По Канавке приближалась к плотине группа паломников в сопровождении монахини-экскурсовода. Значит, это организованная группа. Чуть поодаль растерянно брели еще две молодые девушки. Ну, эти явно не из общей группы. Обычные «туристки-глазелки», так про себя называет таких Семен,… идут озираются. Такие в монастырях бродят толпы…, щелкают фотоаппаратами, оглядываются на всех проходящих мимо монахов… Ну, не ему судить, кто и как выглядит на этой тропке, но обычные богомольцы идут сосредоточенно, выверяют хотьбу по внутреннему ритму молитвы «Богородице Дево, радуйся…» Сто пятьдесят раз ее нужно прочесть по завету преподобного Серафима при прохождении Канавки.
Семен вернулся к Олегу. Тот уже начал пробивать второй шурф. Там источник не открылся тоже. Что же, значит, плохо они молились с напарником во время работы. Нужно было меньше языками молоть попусту.

- Не попусту – возразил ему Олег. – Я ведь в этом разговоре про метро узнал от тебя. Думаю, что батюшка Серафим нас специально свел сегодня вместе на Канавке. Пойду, поставлю ему свечку после работы. Я вчера молился ему, чтобы помог мне устроиться.
- Да, наверное, ты тогда правильно молился. Настоящая молитва приходит, когда человек всем своим существом осознает полную собственную беспомощность. Мне всегда бывает и завидно и страшно, когда я узнаю, что кто-то получил дар такой молитвы. И дар этот великий, но и цена очень высока за него.

После работы новые знакомцы сразу отправились, как и задумывали, в храм.
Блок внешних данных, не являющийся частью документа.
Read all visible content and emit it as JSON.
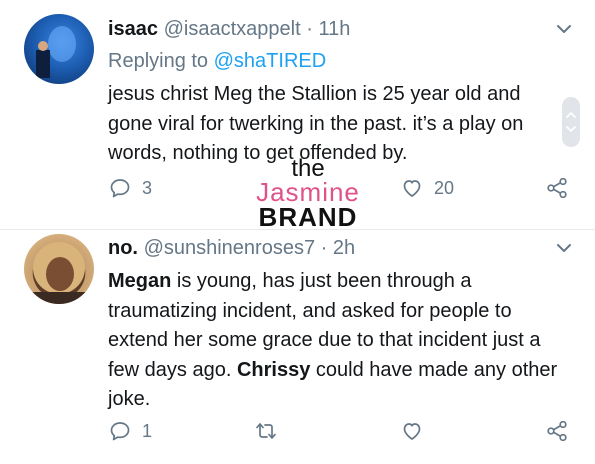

Вот как здорово. Попали к самому началу молебна преподобному, да еще и с елеосвящением. Семен уже третий день носил с собой пузыречек для масла «от мощей», но все не выдавалось случая. То оно уже кончилось, то слишком много народа… Сейчас-то он и возьмет. Сказали, что раздавать будут на улице с северной стороны собора. Стараясь не отвлекаться на толчею и суету, Семен занял очередь, прислонился правым плечом к стене, и начал «по кругу» вычитывать про себя краткие молитовки. Монахини что-то замешкались. Народу прибавилось. Очередь сначала утолщилась до двух ниток, потом – до четырех, а вскоре и вовсе превратилась в беспорядочную толпу. Подошло несколько групп «организованных» паломников, которые беспокоились, что не успеют взять масло до отъезда их автобусов.
Наконец, раздача началась. Одна монахиня разливала ковшиком из бака в заварочные чайники, а две других – уже из чайничков распределяли елей по пузыречкам. Каждому по немного… Если пузырек оказывался большим, то наливали чуть-чуть… Толпа всколыхнулась в возбуждении. В едином стремлении скорее получить свою порцию люди надавили друг на друга. Столик у монахинь сместился под напором, те отпрянули, держа в руках сосуды.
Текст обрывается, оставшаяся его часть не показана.